Optimisation Tips for GK110

I got a nice shiny new Titan this week, and after a bit of profiling I have noticed an overall speedup in my program (yay!), but how that speedup was split among my kernels was a bit haphazard. Some kernels gained a massive 2x speedup, yet some of my kernels have had a significant speed decrease. Is there anywhere a list of tips and tricks of optimisation techniques for ‘Big Kepler’ or is it a matter of trawling through trying to find the slow bits.

My worst offender went from about 270us to 460us so there is obviously something strange there. It is not doing anything significantly strange, a chunk of memory access, various simple maths calculations (muls, adds, subs) and thats it. There are likely to be block/thread values that give better performance but having such a drop for a kernel over a card that is significantly older (580gtx) was a bit of a surprise.

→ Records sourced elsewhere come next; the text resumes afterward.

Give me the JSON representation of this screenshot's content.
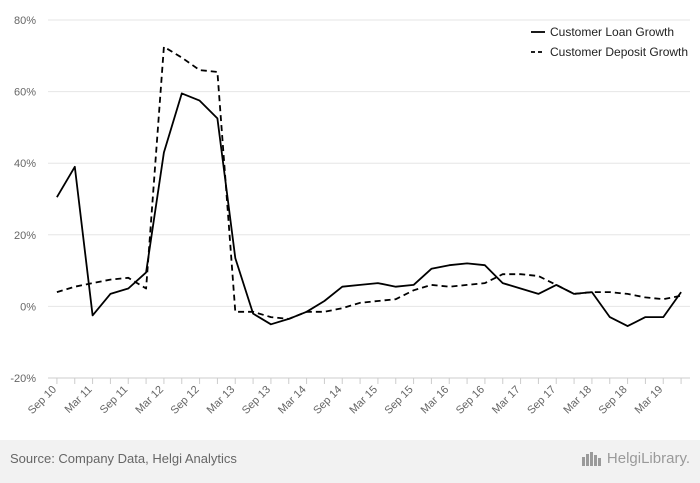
{
  "chart_data": {
    "type": "line",
    "title": "",
    "xlabel": "",
    "ylabel": "",
    "ylim": [
      -20,
      80
    ],
    "yticks": [
      "80%",
      "60%",
      "40%",
      "20%",
      "0%",
      "-20%"
    ],
    "ytick_values": [
      80,
      60,
      40,
      20,
      0,
      -20
    ],
    "grid": true,
    "legend_position": "top-right",
    "x": [
      "Sep 10",
      "Dec 10",
      "Mar 11",
      "Jun 11",
      "Sep 11",
      "Dec 11",
      "Mar 12",
      "Jun 12",
      "Sep 12",
      "Dec 12",
      "Mar 13",
      "Jun 13",
      "Sep 13",
      "Dec 13",
      "Mar 14",
      "Jun 14",
      "Sep 14",
      "Dec 14",
      "Mar 15",
      "Jun 15",
      "Sep 15",
      "Dec 15",
      "Mar 16",
      "Jun 16",
      "Sep 16",
      "Dec 16",
      "Mar 17",
      "Jun 17",
      "Sep 17",
      "Dec 17",
      "Mar 18",
      "Jun 18",
      "Sep 18",
      "Dec 18",
      "Mar 19",
      "Jun 19"
    ],
    "xtick_labels": [
      "Sep 10",
      "Mar 11",
      "Sep 11",
      "Mar 12",
      "Sep 12",
      "Mar 13",
      "Sep 13",
      "Mar 14",
      "Sep 14",
      "Mar 15",
      "Sep 15",
      "Mar 16",
      "Sep 16",
      "Mar 17",
      "Sep 17",
      "Mar 18",
      "Sep 18",
      "Mar 19"
    ],
    "series": [
      {
        "name": "Customer Loan Growth",
        "style": "solid",
        "color": "#000000",
        "values": [
          30.5,
          39.0,
          -2.5,
          3.5,
          5.0,
          9.5,
          43.0,
          59.5,
          57.5,
          52.5,
          13.5,
          -2.0,
          -5.0,
          -3.5,
          -1.5,
          1.5,
          5.5,
          6.0,
          6.5,
          5.5,
          6.0,
          10.5,
          11.5,
          12.0,
          11.5,
          6.5,
          5.0,
          3.5,
          6.0,
          3.5,
          4.0,
          -3.0,
          -5.5,
          -3.0,
          -3.0,
          4.0
        ]
      },
      {
        "name": "Customer Deposit Growth",
        "style": "dashed",
        "color": "#000000",
        "values": [
          4.0,
          5.5,
          6.5,
          7.5,
          8.0,
          5.0,
          72.5,
          69.5,
          66.0,
          65.5,
          -1.5,
          -1.5,
          -3.0,
          -3.5,
          -1.5,
          -1.5,
          -0.5,
          1.0,
          1.5,
          2.0,
          4.5,
          6.0,
          5.5,
          6.0,
          6.5,
          9.0,
          9.0,
          8.5,
          6.0,
          3.5,
          4.0,
          4.0,
          3.5,
          2.5,
          2.0,
          3.0
        ]
      }
    ]
  },
  "footer": {
    "source": "Source: Company Data, Helgi Analytics",
    "brand": "HelgiLibrary."
  }
}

Try increasing your block size, or the overall number of blocks. When I went from the GTX 580 to the GTX 680, I had several programs that ran significantly worse because the optimal block configuration for the 580 was not good for the 680. The new SMX design with 192 CUDA cores wants a lot more threads to reach full utilization.

You’re not alone - some cublas functions have dipped in performance as well. As seibert said, you will most likely need more threads running concurrently. To add to this, if you have inter-thread communication with shared memory, experiment with the shfl() function, it can reduce shared memory usage by a factor of 32.

Seems the thread/block sizes made a huge difference to some of my kernels (but not all), and now I have hit another strange issue.

One of my kernels seems to vary in both FLOP count and execution time (104us to 87us). I had assumed the time difference was something related to card warmup (changing clockspeed state or something) as it starts off at the 105us, and switches to 85us after the first thirty or so calls. The confusing thing is that no other kernels seem to have this speed shift.

Looking at what nSight says, the kernel seems to vary in FLOP/DFLOP count (which in itself is strange unless _sincosf is not a static FLOP count), in issued IPC (and executed). The kernel when executed with the lower FLOP count takes the 100us, yet when it runs with an extra 150k FLOPs it runs at 85us.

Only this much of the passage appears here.